LINCOLN, R.I. – Southern New England is seeing some brutally cold temperatures, and the winds make it feel even worse. All that cold weather can really take a toll on your body, especially if you work outside or stay outside for too long.
It's some of the coldest air we've seen all year. With many folks planning to head outdoors for the upcoming New Year's Eve celebrations, that cold air can turn dangerous if you don't take the right precautions.
So, what if you work outside or you plan to be out on New Year's Eve? You'll want to be aware of the dangers of long exposure to the cold.

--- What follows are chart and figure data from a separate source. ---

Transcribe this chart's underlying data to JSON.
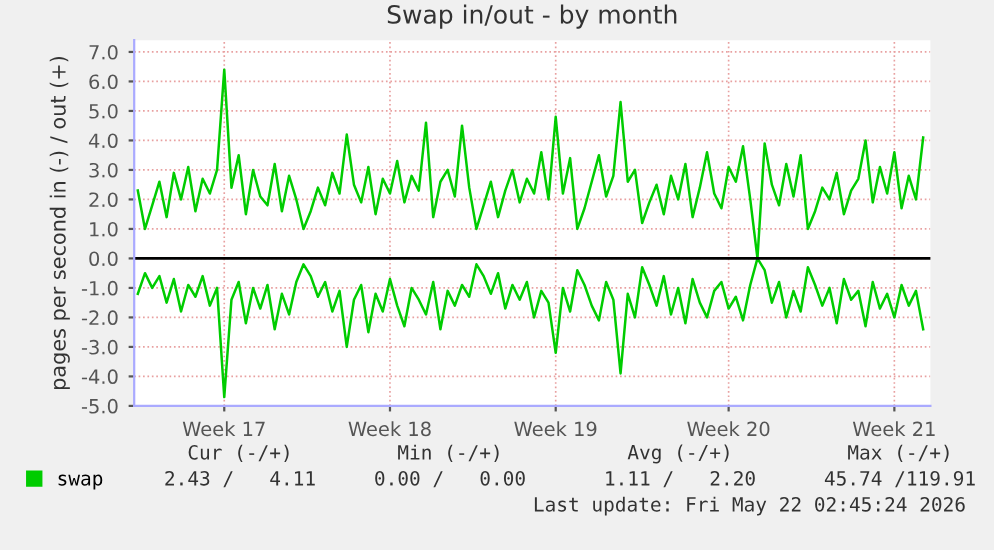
{
  "chart_data": {
    "type": "line",
    "title": "Swap in/out - by month",
    "ylabel": "pages per second in (-) / out (+)",
    "categories": [
      null,
      null,
      null,
      null,
      null,
      null,
      null,
      null,
      null,
      null,
      null,
      null,
      "Week 17",
      null,
      null,
      null,
      null,
      null,
      null,
      null,
      null,
      null,
      null,
      null,
      null,
      null,
      null,
      null,
      null,
      null,
      null,
      null,
      null,
      null,
      null,
      "Week 18",
      null,
      null,
      null,
      null,
      null,
      null,
      null,
      null,
      null,
      null,
      null,
      null,
      null,
      null,
      null,
      null,
      null,
      null,
      null,
      null,
      null,
      null,
      "Week 19",
      null,
      null,
      null,
      null,
      null,
      null,
      null,
      null,
      null,
      null,
      null,
      null,
      null,
      null,
      null,
      null,
      null,
      null,
      null,
      null,
      null,
      null,
      null,
      "Week 20",
      null,
      null,
      null,
      null,
      null,
      null,
      null,
      null,
      null,
      null,
      null,
      null,
      null,
      null,
      null,
      null,
      null,
      null,
      null,
      null,
      null,
      null,
      "Week 21",
      null,
      null,
      null,
      null
    ],
    "series": [
      {
        "name": "swap",
        "color": "#00cc00",
        "values": [
          2.3,
          1.0,
          1.8,
          2.6,
          1.4,
          2.9,
          2.0,
          3.1,
          1.6,
          2.7,
          2.2,
          3.0,
          6.4,
          2.4,
          3.5,
          1.5,
          3.0,
          2.1,
          1.8,
          3.2,
          1.6,
          2.8,
          2.0,
          1.0,
          1.6,
          2.4,
          1.8,
          2.9,
          2.2,
          4.2,
          2.5,
          1.9,
          3.1,
          1.5,
          2.7,
          2.2,
          3.3,
          1.9,
          2.8,
          2.3,
          4.6,
          1.4,
          2.6,
          3.0,
          2.1,
          4.5,
          2.4,
          1.0,
          1.8,
          2.6,
          1.4,
          2.3,
          3.0,
          1.9,
          2.7,
          2.2,
          3.6,
          2.0,
          4.8,
          2.2,
          3.4,
          1.0,
          1.7,
          2.6,
          3.5,
          2.1,
          2.8,
          5.3,
          2.6,
          3.0,
          1.2,
          1.9,
          2.5,
          1.5,
          2.8,
          2.0,
          3.2,
          1.4,
          2.4,
          3.6,
          2.2,
          1.7,
          3.1,
          2.6,
          3.8,
          2.0,
          0.0,
          3.9,
          2.5,
          1.8,
          3.2,
          2.1,
          3.5,
          1.0,
          1.6,
          2.4,
          2.0,
          2.9,
          1.5,
          2.3,
          2.7,
          4.0,
          1.9,
          3.1,
          2.2,
          3.6,
          1.7,
          2.8,
          2.0,
          4.1
        ]
      },
      {
        "color": "#00cc00",
        "values": [
          -1.2,
          -0.5,
          -1.0,
          -0.6,
          -1.5,
          -0.7,
          -1.8,
          -0.9,
          -1.3,
          -0.6,
          -1.6,
          -1.0,
          -4.7,
          -1.4,
          -0.8,
          -2.2,
          -1.0,
          -1.7,
          -0.9,
          -2.4,
          -1.2,
          -1.9,
          -0.8,
          -0.2,
          -0.6,
          -1.3,
          -0.8,
          -1.8,
          -1.1,
          -3.0,
          -1.4,
          -0.9,
          -2.5,
          -1.2,
          -1.8,
          -0.7,
          -1.6,
          -2.3,
          -1.0,
          -1.4,
          -1.9,
          -0.8,
          -2.4,
          -1.1,
          -1.6,
          -0.9,
          -1.3,
          -0.2,
          -0.6,
          -1.2,
          -0.5,
          -1.7,
          -0.9,
          -1.4,
          -0.8,
          -2.0,
          -1.1,
          -1.5,
          -3.2,
          -1.0,
          -1.8,
          -0.4,
          -0.9,
          -1.6,
          -2.1,
          -0.8,
          -1.4,
          -3.9,
          -1.2,
          -2.0,
          -0.3,
          -0.9,
          -1.6,
          -0.6,
          -1.9,
          -1.0,
          -2.2,
          -0.7,
          -1.5,
          -2.0,
          -1.1,
          -0.8,
          -1.7,
          -1.3,
          -2.1,
          -0.9,
          0.0,
          -0.4,
          -1.5,
          -0.8,
          -2.0,
          -1.1,
          -1.8,
          -0.3,
          -0.9,
          -1.6,
          -1.0,
          -2.2,
          -0.7,
          -1.4,
          -1.1,
          -2.3,
          -0.8,
          -1.7,
          -1.2,
          -2.0,
          -0.9,
          -1.6,
          -1.1,
          -2.4
        ]
      }
    ],
    "ylim": [
      -5,
      7.4
    ],
    "yticks": [
      {
        "value": -5,
        "label": "-5.0"
      },
      {
        "value": -4,
        "label": "-4.0"
      },
      {
        "value": -3,
        "label": "-3.0"
      },
      {
        "value": -2,
        "label": "-2.0"
      },
      {
        "value": -1,
        "label": "-1.0"
      },
      {
        "value": 0,
        "label": "0.0"
      },
      {
        "value": 1,
        "label": "1.0"
      },
      {
        "value": 2,
        "label": "2.0"
      },
      {
        "value": 3,
        "label": "3.0"
      },
      {
        "value": 4,
        "label": "4.0"
      },
      {
        "value": 5,
        "label": "5.0"
      },
      {
        "value": 6,
        "label": "6.0"
      },
      {
        "value": 7,
        "label": "7.0"
      }
    ],
    "ref_lines": [
      {
        "axis": "y",
        "value": 0,
        "color": "#000000"
      }
    ],
    "grid": true,
    "legend": "bottom left",
    "annotations": [
      "Cur (-/+)",
      "Min (-/+)",
      "Avg (-/+)",
      "Max (-/+)",
      "2.43 /   4.11",
      "0.00 /   0.00",
      "1.11 /   2.20",
      "45.74 /119.91",
      "Last update: Fri May 22 02:45:24 2026"
    ]
  }
}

One of those dangers is frostbite.
Dr. William Tyler Smith with Lincoln Urgent Care says, “Mild frostbite, what you'll see is sort of whitish skin. When it's severe, the sores become bloody, the skin becomes yellowish, and there's very little give to it.”
Extremities, like your hands and feet as well as your face, are most susceptible to frostbite. There are warning signs before it sets in, like numbness.
Dr. Smith says, “Really the main thing is just to get into a warm environment. That's if it's mild.”
He says severe cases need to be treated in the emergency room.
Another problem in the cold is hypothermia.
Dr. Smith says, “Hypothermia is a profound loss of core body temperature. Normal as you know is 98.6. Hypothermia is when you get from 95 on down.”
He add hypothermia is a life threatening condition that requires emergency medical treatment.
Dr. Smith says, “[A] bad sign for hypothermia [is] when you stop shivering. That's not good. It means your body's giving up.”
He also says changes in how you act or think are a bad sign.
Risk factors for both conditions include a lack of proper clothing, long periods of time outside, and exposure to water.
As temperatures drop on New Year's Eve, the situation could become even more complicated for those who decide to drink. Dr. Smith went on to suggest having someone similar to a designated driver who stays sober and makes sure everyone in your group stays safe out in the cold.